I was preparing the first physics posts of the year when I got some comments and a question on Joy Christian on an old blog post. In the words of late Yogi Berra, this is "deja vu all over again". Probably the best description of Joy Christian is given by the Monty Python: The Dead Parrot sketch:


The question I got is the following:

"I would like to understand whether the equations (67) - (75) in Joy Christian’s paper “Local Causality in a Friedmann-Robertson-Walker Spacetime” make any sense at all. I don't understand how the mathematical limes operation are carried out."

The paper which got past the referees by trickery is on the archive: https://arxiv.org/pdf/1405.2355v7.pdf and there you see the full derivation of the main faulty claim.
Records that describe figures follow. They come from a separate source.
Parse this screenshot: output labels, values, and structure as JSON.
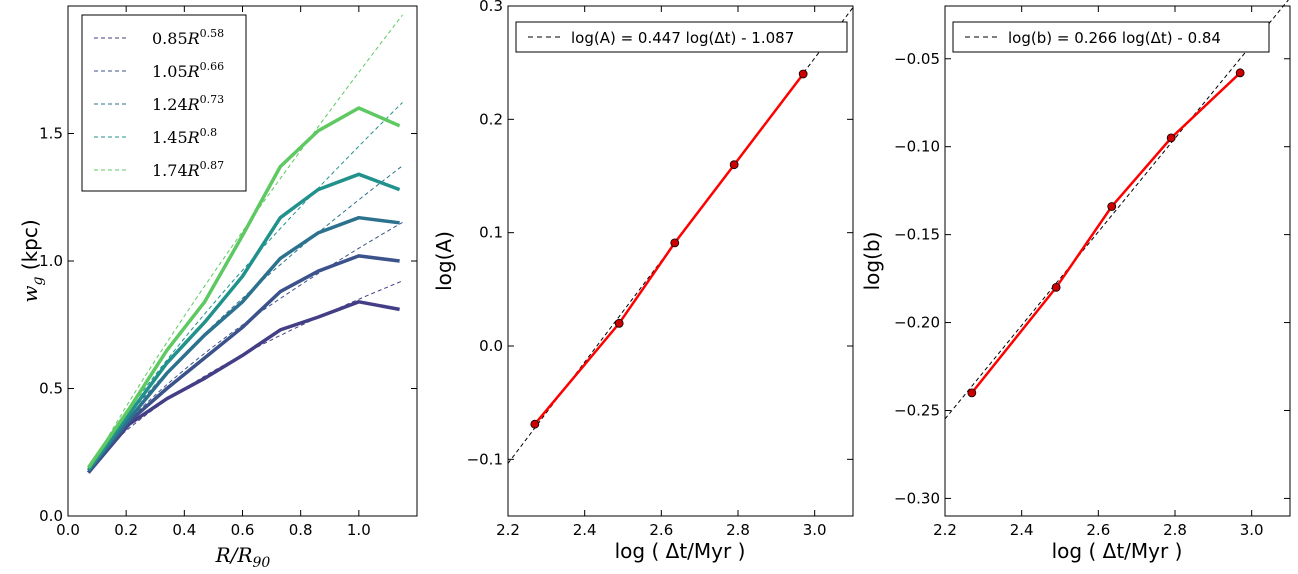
{
  "chart_data": [
    {
      "type": "line",
      "xlabel": "R/R90",
      "ylabel": "w_g (kpc)",
      "xlim": [
        0.0,
        1.2
      ],
      "ylim": [
        0.0,
        2.0
      ],
      "xticks": [
        0.0,
        0.2,
        0.4,
        0.6,
        0.8,
        1.0
      ],
      "yticks": [
        0.0,
        0.5,
        1.0,
        1.5
      ],
      "legend_position": "top-left",
      "grid": false,
      "x": [
        0.07,
        0.21,
        0.34,
        0.47,
        0.6,
        0.73,
        0.86,
        1.0,
        1.14
      ],
      "series": [
        {
          "values": [
            0.17,
            0.36,
            0.46,
            0.54,
            0.63,
            0.73,
            0.78,
            0.84,
            0.81
          ],
          "color": "#433e85"
        },
        {
          "values": [
            0.17,
            0.37,
            0.5,
            0.62,
            0.74,
            0.88,
            0.96,
            1.02,
            1.0
          ],
          "color": "#3b528b"
        },
        {
          "values": [
            0.18,
            0.38,
            0.56,
            0.71,
            0.84,
            1.01,
            1.11,
            1.17,
            1.15
          ],
          "color": "#2c728e"
        },
        {
          "values": [
            0.18,
            0.4,
            0.6,
            0.76,
            0.94,
            1.17,
            1.28,
            1.34,
            1.28
          ],
          "color": "#21918c"
        },
        {
          "values": [
            0.19,
            0.42,
            0.65,
            0.84,
            1.1,
            1.37,
            1.51,
            1.6,
            1.53
          ],
          "color": "#5ec962"
        }
      ],
      "fits": [
        {
          "a": 0.85,
          "b": 0.58,
          "legend": "0.85R^0.58",
          "coef": "0.85",
          "exp": "0.58",
          "color": "#433e85"
        },
        {
          "a": 1.05,
          "b": 0.66,
          "legend": "1.05R^0.66",
          "coef": "1.05",
          "exp": "0.66",
          "color": "#3b528b"
        },
        {
          "a": 1.24,
          "b": 0.73,
          "legend": "1.24R^0.73",
          "coef": "1.24",
          "exp": "0.73",
          "color": "#2c728e"
        },
        {
          "a": 1.45,
          "b": 0.8,
          "legend": "1.45R^0.8",
          "coef": "1.45",
          "exp": "0.8",
          "color": "#21918c"
        },
        {
          "a": 1.74,
          "b": 0.87,
          "legend": "1.74R^0.87",
          "coef": "1.74",
          "exp": "0.87",
          "color": "#5ec962"
        }
      ]
    },
    {
      "type": "line",
      "xlabel": "log ( Δt/Myr )",
      "ylabel": "log(A)",
      "xlim": [
        2.2,
        3.1
      ],
      "ylim": [
        -0.15,
        0.3
      ],
      "xticks": [
        2.2,
        2.4,
        2.6,
        2.8,
        3.0
      ],
      "yticks": [
        -0.1,
        0.0,
        0.1,
        0.2,
        0.3
      ],
      "legend_position": "top",
      "grid": false,
      "x": [
        2.27,
        2.49,
        2.635,
        2.79,
        2.97
      ],
      "values": [
        -0.069,
        0.02,
        0.091,
        0.16,
        0.24
      ],
      "color": "#ff0000",
      "fit": {
        "slope": 0.447,
        "intercept": -1.087,
        "legend": "log(A) = 0.447 log(Δt) - 1.087"
      }
    },
    {
      "type": "line",
      "xlabel": "log ( Δt/Myr )",
      "ylabel": "log(b)",
      "xlim": [
        2.2,
        3.1
      ],
      "ylim": [
        -0.31,
        -0.02
      ],
      "xticks": [
        2.2,
        2.4,
        2.6,
        2.8,
        3.0
      ],
      "yticks": [
        -0.3,
        -0.25,
        -0.2,
        -0.15,
        -0.1,
        -0.05
      ],
      "legend_position": "top",
      "grid": false,
      "x": [
        2.27,
        2.49,
        2.635,
        2.79,
        2.97
      ],
      "values": [
        -0.24,
        -0.18,
        -0.134,
        -0.095,
        -0.058
      ],
      "color": "#ff0000",
      "fit": {
        "slope": 0.266,
        "intercept": -0.84,
        "legend": "log(b) = 0.266 log(Δt) - 0.84"
      }
    }
  ]
}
Minus some obfuscation techniques, Eqs. 67-75 are nothing but the one-pager Joy preprint: https://arxiv.org/pdf/1103.1879v1.pdf

The main hand-waving trick in the "derivation" is a conversion inside of a sum of \(\lambda^k\) from a variable into an index which amounts to adding apples to oranges and obtaining the incorrect result (see the bottom of page 8 on my preprint: https://arxiv.org/pdf/1109.0535v3.pdf). 

The mistake happens on the transition from Eq 73 to Eq 74 because the L's belong to two distinct kinds of algebras: let's call them apples and oranges. Ignoring the axb, the troubled sum term is something like this:

\(L(\lambda^1) + L(\lambda^2)+L(\lambda^3)+L(\lambda^4)+L(\lambda^5)+...=\)
apple_1 + apple_2 + orange_3 +apple_4 + orange_5+...

with \(\lambda^1 = +1, \lambda^2\ = +1, \lambda^3 = -1, \lambda^4 = +1, \lambda^5 = -1...\)

and with the transformation rule: "apple = - oranges" when we convert to objects of the same kind (let's pick apples) we get:

\(apple(\lambda^1) + apple(\lambda^2)-apple(\lambda^3)+apple(\lambda^4)-apple(\lambda^5)+...=\)
\(apple(+1) + apple(+1)-apple(-1)+apple(+1)-apple(-1)+...=\)
\(apple+ apple+apple+apple+apple+...=\)

which no longer vanishes.

The preparation for this trick is on Eq. 49 which encodes the two distinct algebras (of apples and oranges) into a common formula.  In my preprint you can double check this by trying out the matrix representations of the two algebras (eqs 53-56).

Hopefully my explanation is clear enough. I know all Joy's mathematical tricks in all of his papers or in his blog debates, but I ran out of energy debunking his nonsense. Kudos to Richard Gill for pursuing this further. I was aware of the "Causality in a Friedmann-Robertson-Walker Spacetime" paper and it was on my to do list to write a rebuttal to it, but the journal withdrew it before I could get to it.